I haven’t ever had a job that I disliked. There are pieces of every job I’ve had that sucked, but honestly, I’d go back to any of my previous jobs without any complaints. My favorite job was scooping ice cream at the Door County Ice Cream Factory in Sister Bay, WI. My sister and I spent a whole summer living together in a cabin right on the water, making decent money working full time scooping ice cream and making sandwiches. I had a strong preference for working the ice cream counter, though. Blue Moon is my favorite flavor to this day, but Harley Davidson is a close second.
What is something that people would not know about you based on your résumé?
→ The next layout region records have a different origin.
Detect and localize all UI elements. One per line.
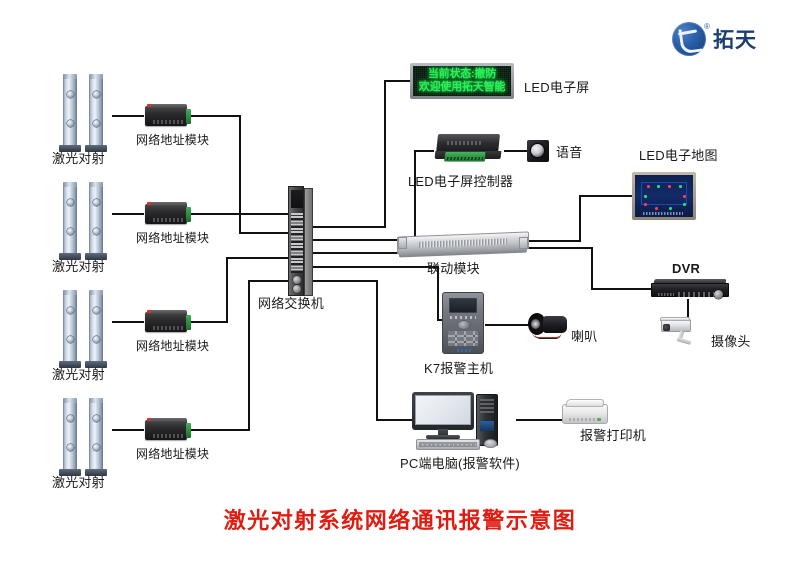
network-address-module-1 <box>143 103 191 129</box>
linkage-module <box>397 232 529 258</box>
network-address-module-4 <box>143 417 191 443</box>
k7-alarm-host <box>442 292 484 354</box>
pc-label: PC端电脑(报警软件) <box>400 453 520 472</box>
registered-mark: ® <box>704 22 710 31</box>
horn-siren <box>528 311 572 341</box>
voice-label: 语音 <box>556 142 582 161</box>
wire-switch-ledscreen <box>312 81 410 227</box>
linkage-module-label: 联动模块 <box>427 258 480 277</box>
wire-switch-pc <box>312 281 412 420</box>
horn-label: 喇叭 <box>571 326 597 345</box>
camera-label: 摄像头 <box>711 331 751 350</box>
network-switch <box>288 186 314 296</box>
led-map-label: LED电子地图 <box>639 145 718 164</box>
brand-logo: ® 拓天 <box>672 22 757 56</box>
tuotian-circular-logo-icon <box>672 22 706 56</box>
led-electronic-map <box>632 172 696 220</box>
k7-alarm-host-label: K7报警主机 <box>424 358 493 377</box>
laser-tower-1-label: 激光对射 <box>52 148 105 167</box>
network-address-module-2 <box>143 201 191 227</box>
led-screen-line1: 当前状态:撤防 <box>428 68 496 81</box>
network-address-module-2-label: 网络地址模块 <box>136 229 209 246</box>
network-address-module-3-label: 网络地址模块 <box>136 337 209 354</box>
led-screen-line2: 欢迎使用拓天智能 <box>419 81 505 94</box>
laser-tower-pair-3 <box>57 288 113 374</box>
network-address-module-4-label: 网络地址模块 <box>136 445 209 462</box>
laser-tower-pair-4 <box>57 396 113 482</box>
laser-tower-2-label: 激光对射 <box>52 256 105 275</box>
wire-linkage-ledmap <box>529 196 632 241</box>
laser-tower-4-label: 激光对射 <box>52 472 105 491</box>
wire-linkage-dvr <box>529 248 651 289</box>
network-address-module-1-label: 网络地址模块 <box>136 131 209 148</box>
laser-tower-pair-2 <box>57 180 113 266</box>
network-switch-label: 网络交换机 <box>258 293 324 312</box>
wire-netmod3-switch <box>191 258 290 322</box>
cctv-camera <box>655 316 701 350</box>
diagram-title: 激光对射系统网络通讯报警示意图 <box>0 503 800 535</box>
laser-tower-3-label: 激光对射 <box>52 364 105 383</box>
voice-speaker-module <box>527 140 549 162</box>
laser-tower-pair-1 <box>57 72 113 158</box>
led-screen-label: LED电子屏 <box>524 77 590 96</box>
printer-label: 报警打印机 <box>580 425 646 444</box>
network-address-module-3 <box>143 309 191 335</box>
led-electronic-screen: 当前状态:撤防 欢迎使用拓天智能 <box>410 63 514 99</box>
desktop-computer <box>412 392 516 454</box>
brand-name: 拓天 <box>713 24 757 54</box>
dvr-label: DVR <box>672 261 700 276</box>
led-screen-controller <box>433 132 503 164</box>
dvr-recorder <box>651 279 729 301</box>
led-controller-label: LED电子屏控制器 <box>408 171 513 190</box>
diagram-canvas: ® 拓天 激光对射 激光对射 激光对射 激光对射 网络地址模块 网络地址模块 网… <box>0 0 800 579</box>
I loathe vegetables…and if I have to eat them (sometimes Jim and Lisa make me), I prefer them either raw or out of a can. It’s somewhat embarrassing. On the other hand, I am a true Wisconsin girl and enjoy cheese in all of its varieties, although I find fried cheese to be the most delectable.
What is something your fellow Stoneboat editors don't know about you?
I was on the debate team in high school and had my senior picture taken with a stuffed monkey named Herb, the unofficial debate team mascot. I sometimes tease Rob about the sexy senior portrait I found in his basement (drumsticks! acid-washed jeans!), but mine is equally embarrassing, just in a completely different way.
If you were to cast your fellow Stoneboat editors in your favorite movie/TV show/musical/novel, what parts would they play?
I’m going to cheat and not cast them all in the same movie/show/etc. It’s more fun this way.
Rob: Hannibal Lecter in Silence of the Lambs…not because Rob is actually psycho (I hope), but because I think he’d do a marvelous job if he had to portray a psycho.
Jim: The Mysterious Stranger in pretty much any movie, film, or TV show. Jim’s got that air of intrigue. He’s very enigmatic and doesn’t put a whole lot of himself out there for strangers to see. Once you get to know him, though, you find out that he’s quite awesome.
Lisa: The voice of Strawberry Shortcake. She’s little and cute and has that happy voice.
What should the Stoneboat fan club know about you?
Our fans should find one another and form an actual fan club. That would be awesome.